While men make up 50% of the population, they also make up almost 80% of suicides according to the Centers For Disease Control and Prevention website.
“It’s so much more common for men to kill themselves because they don’t like talking to therapists or people who are willing to help them because of the stigma around it,” said Ryker Marmon, 9. “The way you could break that would possibly be getting rid of the stigma, but it’s also the question of, ‘how do you do that?’”
Marmon explained that people joke about killing themselves and tell others to kill themselves and many of the people who say those things are men. While these phrases have been used more casually recently and usually in a “joking” manner, people never know what someone is going through and words have an effect on them.

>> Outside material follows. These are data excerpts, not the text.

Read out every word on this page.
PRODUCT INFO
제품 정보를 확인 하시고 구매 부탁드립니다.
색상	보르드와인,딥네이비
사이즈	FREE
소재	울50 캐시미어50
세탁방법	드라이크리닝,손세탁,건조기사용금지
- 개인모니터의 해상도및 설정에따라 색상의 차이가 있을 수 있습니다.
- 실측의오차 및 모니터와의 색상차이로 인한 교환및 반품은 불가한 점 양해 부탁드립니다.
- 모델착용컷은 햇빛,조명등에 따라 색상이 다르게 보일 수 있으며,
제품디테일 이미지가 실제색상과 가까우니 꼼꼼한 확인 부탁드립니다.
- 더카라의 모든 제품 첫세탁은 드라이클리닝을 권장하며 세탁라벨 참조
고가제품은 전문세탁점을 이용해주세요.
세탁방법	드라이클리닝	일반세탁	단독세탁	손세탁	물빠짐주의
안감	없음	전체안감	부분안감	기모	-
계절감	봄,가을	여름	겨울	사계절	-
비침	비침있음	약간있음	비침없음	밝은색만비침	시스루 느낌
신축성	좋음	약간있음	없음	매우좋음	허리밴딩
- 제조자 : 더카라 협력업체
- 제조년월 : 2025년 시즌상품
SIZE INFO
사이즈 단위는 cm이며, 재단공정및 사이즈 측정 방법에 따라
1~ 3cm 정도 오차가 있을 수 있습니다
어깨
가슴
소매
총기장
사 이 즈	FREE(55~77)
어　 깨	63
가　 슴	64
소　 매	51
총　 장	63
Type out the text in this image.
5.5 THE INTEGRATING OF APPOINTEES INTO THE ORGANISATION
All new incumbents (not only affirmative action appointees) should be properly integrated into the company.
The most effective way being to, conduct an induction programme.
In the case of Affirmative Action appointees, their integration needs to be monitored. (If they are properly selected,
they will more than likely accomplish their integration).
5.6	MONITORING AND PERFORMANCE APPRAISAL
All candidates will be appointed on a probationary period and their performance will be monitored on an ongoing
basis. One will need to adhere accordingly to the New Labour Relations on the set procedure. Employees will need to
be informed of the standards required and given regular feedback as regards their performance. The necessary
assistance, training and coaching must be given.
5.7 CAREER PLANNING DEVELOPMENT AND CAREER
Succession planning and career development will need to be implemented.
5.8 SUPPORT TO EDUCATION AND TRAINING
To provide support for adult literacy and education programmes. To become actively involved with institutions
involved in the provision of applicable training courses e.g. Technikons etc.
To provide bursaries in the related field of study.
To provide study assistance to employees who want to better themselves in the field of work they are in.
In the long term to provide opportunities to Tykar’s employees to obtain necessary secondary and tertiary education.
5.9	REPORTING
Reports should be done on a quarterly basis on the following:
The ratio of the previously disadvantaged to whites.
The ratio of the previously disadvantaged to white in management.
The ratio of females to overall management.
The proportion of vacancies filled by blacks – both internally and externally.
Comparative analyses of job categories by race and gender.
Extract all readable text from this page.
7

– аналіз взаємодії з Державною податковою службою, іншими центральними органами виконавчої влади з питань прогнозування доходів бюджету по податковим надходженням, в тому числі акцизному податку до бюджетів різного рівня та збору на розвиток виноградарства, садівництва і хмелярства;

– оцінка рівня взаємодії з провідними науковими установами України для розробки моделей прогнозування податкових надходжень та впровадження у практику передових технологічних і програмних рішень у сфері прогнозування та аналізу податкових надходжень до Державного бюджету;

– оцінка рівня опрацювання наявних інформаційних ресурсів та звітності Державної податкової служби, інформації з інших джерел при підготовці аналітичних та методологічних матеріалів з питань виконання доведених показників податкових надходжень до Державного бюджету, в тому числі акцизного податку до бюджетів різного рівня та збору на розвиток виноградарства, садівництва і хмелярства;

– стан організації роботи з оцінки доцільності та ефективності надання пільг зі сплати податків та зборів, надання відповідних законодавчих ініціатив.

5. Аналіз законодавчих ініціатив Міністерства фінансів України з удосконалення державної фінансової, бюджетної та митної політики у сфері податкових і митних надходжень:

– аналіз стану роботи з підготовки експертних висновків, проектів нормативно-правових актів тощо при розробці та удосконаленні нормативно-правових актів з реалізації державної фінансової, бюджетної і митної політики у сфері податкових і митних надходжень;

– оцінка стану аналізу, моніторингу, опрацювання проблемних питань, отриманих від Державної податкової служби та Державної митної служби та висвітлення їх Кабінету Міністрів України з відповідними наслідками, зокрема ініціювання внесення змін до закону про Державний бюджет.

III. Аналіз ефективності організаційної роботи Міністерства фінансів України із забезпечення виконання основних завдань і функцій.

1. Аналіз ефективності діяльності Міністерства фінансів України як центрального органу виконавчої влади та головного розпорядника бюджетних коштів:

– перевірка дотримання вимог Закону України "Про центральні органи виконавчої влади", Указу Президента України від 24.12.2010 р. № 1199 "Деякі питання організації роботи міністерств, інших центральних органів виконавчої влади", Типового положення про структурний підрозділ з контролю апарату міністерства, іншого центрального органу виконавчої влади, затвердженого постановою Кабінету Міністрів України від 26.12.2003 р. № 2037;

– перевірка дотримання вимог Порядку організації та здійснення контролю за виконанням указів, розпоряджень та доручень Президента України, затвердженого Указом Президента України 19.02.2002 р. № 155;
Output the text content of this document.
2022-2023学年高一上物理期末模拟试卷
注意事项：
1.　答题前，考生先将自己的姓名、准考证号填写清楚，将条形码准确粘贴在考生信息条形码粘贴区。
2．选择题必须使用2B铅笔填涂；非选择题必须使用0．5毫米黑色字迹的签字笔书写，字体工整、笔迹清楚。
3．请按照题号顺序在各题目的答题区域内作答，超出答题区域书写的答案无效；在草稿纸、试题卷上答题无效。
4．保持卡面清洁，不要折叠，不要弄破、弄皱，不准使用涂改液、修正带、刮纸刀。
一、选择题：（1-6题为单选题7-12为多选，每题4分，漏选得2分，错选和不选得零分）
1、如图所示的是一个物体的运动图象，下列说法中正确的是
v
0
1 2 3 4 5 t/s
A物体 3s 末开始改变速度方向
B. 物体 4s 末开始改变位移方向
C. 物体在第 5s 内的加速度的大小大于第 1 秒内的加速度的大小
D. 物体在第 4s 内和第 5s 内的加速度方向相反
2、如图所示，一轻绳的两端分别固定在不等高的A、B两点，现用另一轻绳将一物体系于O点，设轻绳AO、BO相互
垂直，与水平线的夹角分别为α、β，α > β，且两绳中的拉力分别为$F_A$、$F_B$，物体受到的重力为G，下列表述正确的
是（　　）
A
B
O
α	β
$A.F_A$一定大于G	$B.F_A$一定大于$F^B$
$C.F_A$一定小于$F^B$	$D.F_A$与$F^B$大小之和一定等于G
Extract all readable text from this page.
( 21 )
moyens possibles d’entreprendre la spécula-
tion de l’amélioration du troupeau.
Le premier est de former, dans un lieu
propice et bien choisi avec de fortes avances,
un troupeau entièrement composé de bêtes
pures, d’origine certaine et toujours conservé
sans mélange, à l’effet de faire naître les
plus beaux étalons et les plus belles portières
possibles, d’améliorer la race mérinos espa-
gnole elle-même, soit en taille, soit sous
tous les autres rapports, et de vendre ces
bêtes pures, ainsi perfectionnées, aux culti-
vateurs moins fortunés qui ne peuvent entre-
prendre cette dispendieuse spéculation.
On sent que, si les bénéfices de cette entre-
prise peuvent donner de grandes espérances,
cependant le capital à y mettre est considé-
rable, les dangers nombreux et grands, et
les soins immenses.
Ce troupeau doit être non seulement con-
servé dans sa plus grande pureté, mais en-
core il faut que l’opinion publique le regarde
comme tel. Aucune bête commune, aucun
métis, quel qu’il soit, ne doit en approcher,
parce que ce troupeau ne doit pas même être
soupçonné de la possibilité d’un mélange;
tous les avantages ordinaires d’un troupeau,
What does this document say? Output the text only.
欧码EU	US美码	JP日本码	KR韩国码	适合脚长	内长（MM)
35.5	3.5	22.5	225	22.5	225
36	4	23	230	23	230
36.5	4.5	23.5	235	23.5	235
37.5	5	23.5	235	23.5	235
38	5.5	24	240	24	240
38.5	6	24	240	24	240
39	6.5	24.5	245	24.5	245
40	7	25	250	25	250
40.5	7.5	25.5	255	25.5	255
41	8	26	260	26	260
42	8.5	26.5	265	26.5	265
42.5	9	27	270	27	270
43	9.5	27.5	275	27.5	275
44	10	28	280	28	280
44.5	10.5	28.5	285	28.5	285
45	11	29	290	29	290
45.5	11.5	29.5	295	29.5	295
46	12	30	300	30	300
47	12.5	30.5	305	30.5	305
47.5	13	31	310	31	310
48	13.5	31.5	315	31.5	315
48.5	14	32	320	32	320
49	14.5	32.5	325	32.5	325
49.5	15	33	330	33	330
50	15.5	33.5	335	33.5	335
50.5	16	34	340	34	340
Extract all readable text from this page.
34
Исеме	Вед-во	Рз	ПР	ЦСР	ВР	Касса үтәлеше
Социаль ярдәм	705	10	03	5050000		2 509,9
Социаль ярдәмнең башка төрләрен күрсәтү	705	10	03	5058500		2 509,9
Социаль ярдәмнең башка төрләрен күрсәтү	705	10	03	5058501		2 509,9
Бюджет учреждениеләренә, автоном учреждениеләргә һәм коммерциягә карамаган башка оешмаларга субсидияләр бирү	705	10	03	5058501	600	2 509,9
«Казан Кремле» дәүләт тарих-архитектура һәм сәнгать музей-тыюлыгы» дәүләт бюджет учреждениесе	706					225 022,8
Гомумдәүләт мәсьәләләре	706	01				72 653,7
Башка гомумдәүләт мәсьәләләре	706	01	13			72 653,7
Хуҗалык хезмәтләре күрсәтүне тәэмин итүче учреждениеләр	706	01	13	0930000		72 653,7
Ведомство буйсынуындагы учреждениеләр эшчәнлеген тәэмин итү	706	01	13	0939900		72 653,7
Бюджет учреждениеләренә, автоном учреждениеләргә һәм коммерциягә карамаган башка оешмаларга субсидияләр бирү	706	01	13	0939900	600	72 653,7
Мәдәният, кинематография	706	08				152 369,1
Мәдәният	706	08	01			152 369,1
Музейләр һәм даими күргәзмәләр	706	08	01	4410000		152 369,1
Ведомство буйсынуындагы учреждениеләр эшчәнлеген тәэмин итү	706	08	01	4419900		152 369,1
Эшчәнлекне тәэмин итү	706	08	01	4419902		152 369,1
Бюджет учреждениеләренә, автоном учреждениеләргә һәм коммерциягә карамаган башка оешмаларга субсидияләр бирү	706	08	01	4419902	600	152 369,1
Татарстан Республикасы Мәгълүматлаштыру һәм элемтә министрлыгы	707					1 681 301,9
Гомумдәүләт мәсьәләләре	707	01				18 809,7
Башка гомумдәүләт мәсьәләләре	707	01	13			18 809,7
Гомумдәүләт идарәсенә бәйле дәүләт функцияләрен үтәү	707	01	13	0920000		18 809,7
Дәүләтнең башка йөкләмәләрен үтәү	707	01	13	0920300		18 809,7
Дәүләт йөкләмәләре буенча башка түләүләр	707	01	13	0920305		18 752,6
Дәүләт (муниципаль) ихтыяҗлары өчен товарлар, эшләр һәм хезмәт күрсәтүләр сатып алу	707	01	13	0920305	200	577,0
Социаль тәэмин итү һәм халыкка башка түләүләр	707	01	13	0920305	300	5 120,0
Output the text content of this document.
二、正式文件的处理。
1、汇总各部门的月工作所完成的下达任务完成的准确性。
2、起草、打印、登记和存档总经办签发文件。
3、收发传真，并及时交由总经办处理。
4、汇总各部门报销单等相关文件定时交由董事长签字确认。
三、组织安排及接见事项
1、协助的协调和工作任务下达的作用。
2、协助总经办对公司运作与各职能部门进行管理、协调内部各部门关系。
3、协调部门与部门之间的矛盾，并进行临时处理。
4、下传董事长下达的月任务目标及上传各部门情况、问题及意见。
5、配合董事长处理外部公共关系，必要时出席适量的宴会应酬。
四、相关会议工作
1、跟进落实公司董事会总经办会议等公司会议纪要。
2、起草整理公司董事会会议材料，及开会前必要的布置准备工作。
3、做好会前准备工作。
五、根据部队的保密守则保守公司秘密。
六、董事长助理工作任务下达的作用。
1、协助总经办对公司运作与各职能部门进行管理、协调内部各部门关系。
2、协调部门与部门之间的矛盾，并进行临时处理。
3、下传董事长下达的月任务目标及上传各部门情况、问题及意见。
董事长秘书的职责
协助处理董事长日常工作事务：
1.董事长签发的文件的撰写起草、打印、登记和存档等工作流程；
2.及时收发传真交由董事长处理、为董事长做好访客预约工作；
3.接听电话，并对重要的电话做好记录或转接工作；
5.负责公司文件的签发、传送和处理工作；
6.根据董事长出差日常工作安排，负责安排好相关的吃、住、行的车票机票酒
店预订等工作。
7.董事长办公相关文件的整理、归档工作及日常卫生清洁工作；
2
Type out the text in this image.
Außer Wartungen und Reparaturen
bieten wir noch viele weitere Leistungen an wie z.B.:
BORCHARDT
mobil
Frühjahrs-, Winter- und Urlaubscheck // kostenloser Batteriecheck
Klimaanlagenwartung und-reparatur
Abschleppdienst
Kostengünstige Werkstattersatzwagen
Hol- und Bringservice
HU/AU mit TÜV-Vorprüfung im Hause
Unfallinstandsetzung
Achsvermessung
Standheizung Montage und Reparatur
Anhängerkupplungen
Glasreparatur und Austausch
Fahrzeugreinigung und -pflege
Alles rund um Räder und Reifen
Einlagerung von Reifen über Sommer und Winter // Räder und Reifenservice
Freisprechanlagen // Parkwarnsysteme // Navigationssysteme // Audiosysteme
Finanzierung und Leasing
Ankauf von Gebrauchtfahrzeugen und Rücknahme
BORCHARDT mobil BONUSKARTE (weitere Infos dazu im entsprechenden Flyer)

Marmon described how many men don’t want to talk to people about their mental health because they are afraid of how they will be perceived if they ask for help.
“I think recently its been better for men to talk about their mental health with therapy being accepted for males, but also it’s more about having men want to talk about their mental health because it’s always kind of this thing if you do
it, you’re seen as weak or inferior which its kind of died down on that ideology, but still, it’s more up to the person.”
When discussing a solution to the problem of the stigma around men’s mental health, Marmon pointed out that it’s not usually women who put a stigma around men’s mental health, it’s men.In order to make progress toward ending the stigma, it’s important to start at the beginning.
“Starting the conversation of mental health from a young age instead of [mental health resources] just being there because somebody is having problems, [mental health] should always be a talked about thing rather than just because somebody needs it. It should be there when somebody needs it, but more specifically, it should always be there.”